BUG: unable to handle kernel NULL pointer dereference at virtual address 000000fc
 printing eip:
c0104b84
*pde = 00000000
Oops: 0000 [#1]
Modules linked in: rtc 3c59x mii ide_cd cdrom yenta_socket rsrc_nonstatic pcmcia_core psmouse uhci_hcd usbcore evdev pcspkr
CPU:    0
EIP:    0060:[<c0104b84>]    Not tainted VLI
EFLAGS: 00010202   (2.6.20-gentoo-r8 #1)
EIP is at arch_ptrace+0x5ea/0x828
eax: 000000f8   ebx: f6dfd580   ecx: 000000ff   edx: f6f1a030
esi: 000000ff   edi: b7fad410   ebp: 00000000   esp: c2209f68
ds: 007b   es: 007b   ss: 0068
Process test (pid: 28205, ti=c2208000 task=f6dc8550 task.ti=c2208000)

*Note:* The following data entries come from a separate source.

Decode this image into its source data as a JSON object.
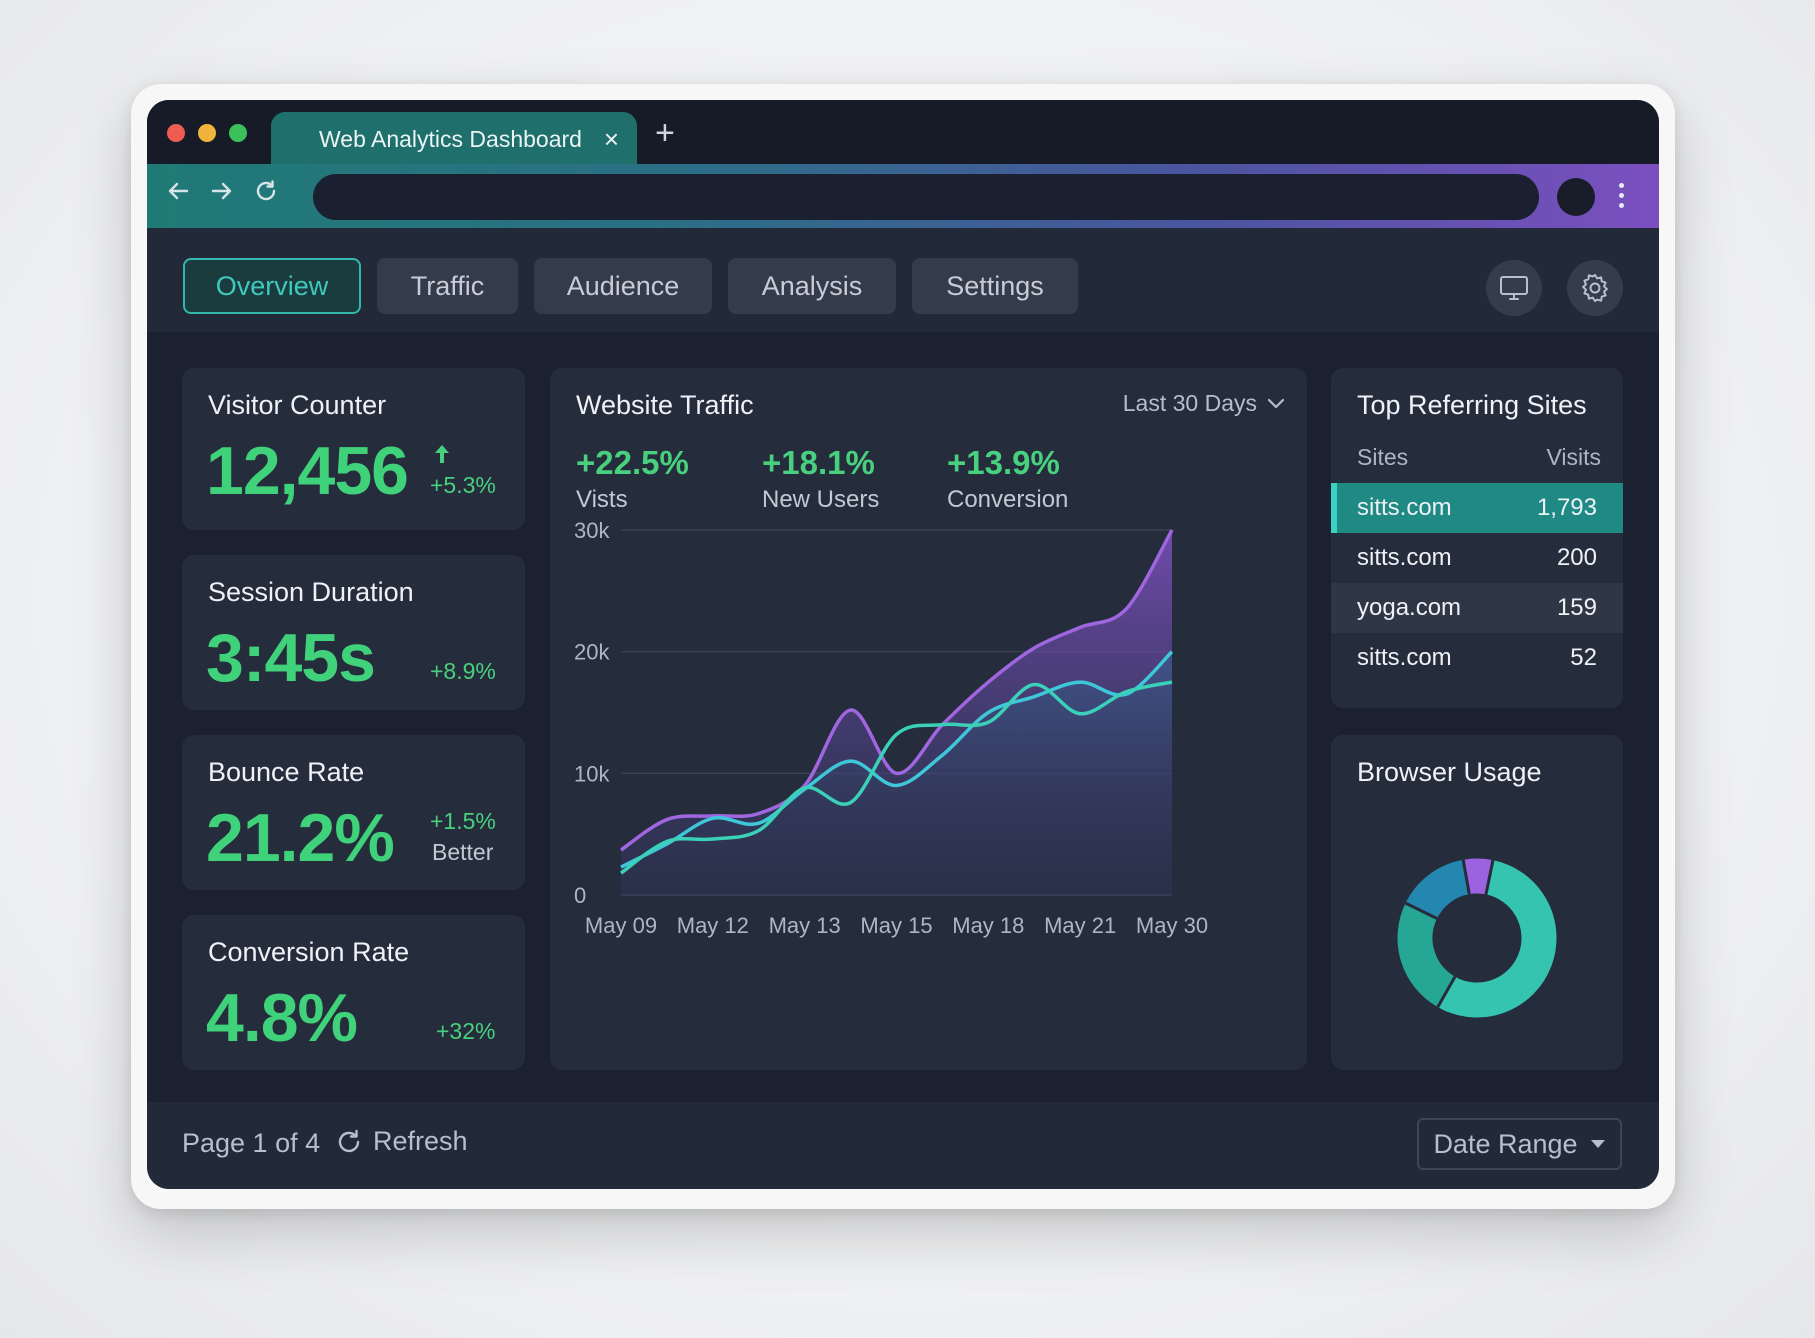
{
  "browser": {
    "tab_title": "Web Analytics Dashboard",
    "tab_close": "×",
    "new_tab": "+"
  },
  "nav": {
    "tabs": [
      {
        "label": "Overview",
        "active": true
      },
      {
        "label": "Traffic",
        "active": false
      },
      {
        "label": "Audience",
        "active": false
      },
      {
        "label": "Analysis",
        "active": false
      },
      {
        "label": "Settings",
        "active": false
      }
    ],
    "icons": [
      "monitor-icon",
      "gear-icon"
    ]
  },
  "kpis": {
    "visitor_counter": {
      "title": "Visitor Counter",
      "value": "12,456",
      "change": "+5.3%"
    },
    "session_duration": {
      "title": "Session Duration",
      "value": "3:45s",
      "change": "+8.9%"
    },
    "bounce_rate": {
      "title": "Bounce Rate",
      "value": "21.2%",
      "change": "+1.5%",
      "note": "Better"
    },
    "conversion_rate": {
      "title": "Conversion Rate",
      "value": "4.8%",
      "change": "+32%"
    }
  },
  "traffic": {
    "title": "Website Traffic",
    "range": "Last 30 Days",
    "stats": [
      {
        "value": "+22.5%",
        "label": "Vists"
      },
      {
        "value": "+18.1%",
        "label": "New Users"
      },
      {
        "value": "+13.9%",
        "label": "Conversion"
      }
    ]
  },
  "chart_data": {
    "type": "area",
    "title": "Website Traffic",
    "x": [
      "May 09",
      "May 12",
      "May 13",
      "May 15",
      "May 18",
      "May 21",
      "May 30"
    ],
    "y_ticks": [
      "0",
      "10k",
      "20k",
      "30k"
    ],
    "ylim": [
      0,
      30000
    ],
    "grid": true,
    "series": [
      {
        "color": "#a066e0",
        "x": [
          0,
          0.5,
          1,
          1.5,
          2,
          2.5,
          3,
          3.5,
          4,
          4.5,
          5,
          5.5,
          6
        ],
        "values": [
          3700,
          6200,
          6500,
          6700,
          9000,
          15200,
          10000,
          14000,
          17500,
          20300,
          22000,
          23500,
          30000
        ]
      },
      {
        "color": "#3ec7d8",
        "x": [
          0,
          0.5,
          1,
          1.5,
          2,
          2.5,
          3,
          3.5,
          4,
          4.5,
          5,
          5.5,
          6
        ],
        "values": [
          2300,
          4200,
          6300,
          5900,
          8700,
          11000,
          9000,
          11500,
          15000,
          16300,
          17500,
          16500,
          20000
        ]
      },
      {
        "color": "#3bd0b8",
        "x": [
          0,
          0.5,
          1,
          1.5,
          2,
          2.5,
          3,
          3.5,
          4,
          4.5,
          5,
          5.5,
          6
        ],
        "values": [
          1800,
          4400,
          4600,
          5300,
          8800,
          7600,
          13200,
          14000,
          14200,
          17300,
          14900,
          16700,
          17500
        ]
      }
    ]
  },
  "referrers": {
    "title": "Top Referring Sites",
    "col_site": "Sites",
    "col_visits": "Visits",
    "rows": [
      {
        "site": "sitts.com",
        "visits": "1,793"
      },
      {
        "site": "sitts.com",
        "visits": "200"
      },
      {
        "site": "yoga.com",
        "visits": "159"
      },
      {
        "site": "sitts.com",
        "visits": "52"
      }
    ]
  },
  "browser_usage": {
    "title": "Browser Usage",
    "segments": [
      {
        "value": 6,
        "color": "#9c63e0"
      },
      {
        "value": 55,
        "color": "#35c4b0"
      },
      {
        "value": 24,
        "color": "#26a796"
      },
      {
        "value": 15,
        "color": "#2387b0"
      }
    ]
  },
  "footer": {
    "page_info": "Page 1 of 4",
    "refresh": "Refresh",
    "date_range": "Date Range"
  },
  "colors": {
    "accent_green": "#40d27a",
    "accent_teal": "#32b8ad",
    "accent_purple": "#7b4fc0",
    "panel": "#252c3b",
    "background": "#1b2130"
  }
}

Stack: c020850a f6c9f380 f6f1a030 00000000 0000000b 00000001 00000046 c01163b5
       f6f1a030 00000000 00000009 00000000 c0119033 00000000 00000000 00000009
       00000000 b7fa3ff4 c2208000 c01028be 00000009 00006e2e 00000000 00000000
Call Trace:
 [<c020850a>] net_tx_action+0x3b/0xba
 [<c01163b5>] __do_softirq+0x3e/0x83
 [<c0119033>] sys_ptrace+0x63/0x89
 [<c01028be>] sysenter_past_esp+0x5f/0x85
 [<c0240033>] sysctl_tcp_congestion_control+0x7b/0x83
 =======================
Code: 00 ff 8b 5c 01 00 00 79 0b 8d 83 5c 01 00 00 e8 d7 81 14 00 8b 54 24 08 8b 9a 80 00 00 00 89 f0 25 f8 ff 00 00 03 83 6c 01 00 00 <8b> 48 04 89 fa 81 e2 ff ff 00 00 f7 c1 00 00 40 00 0f 44 fa 0f
EIP: [<c0104b84>] arch_ptrace+0x5ea/0x828 SS:ESP 0068:c2209f68
Comment 2 Anton Salikhmetov 2007-11-01 06:13:10 UTC
The following commit fixes this bug:

http://git.kernel.org/?p=linux/kernel/git/torvalds/linux-2.6.git;a=commit;h=29eb51101c02df517ca64ec472d7501127ad1da8

Indeed, the test case does not cause any Oopses when using the 2.6.23 kernel. Therefore, this bug can be closed now.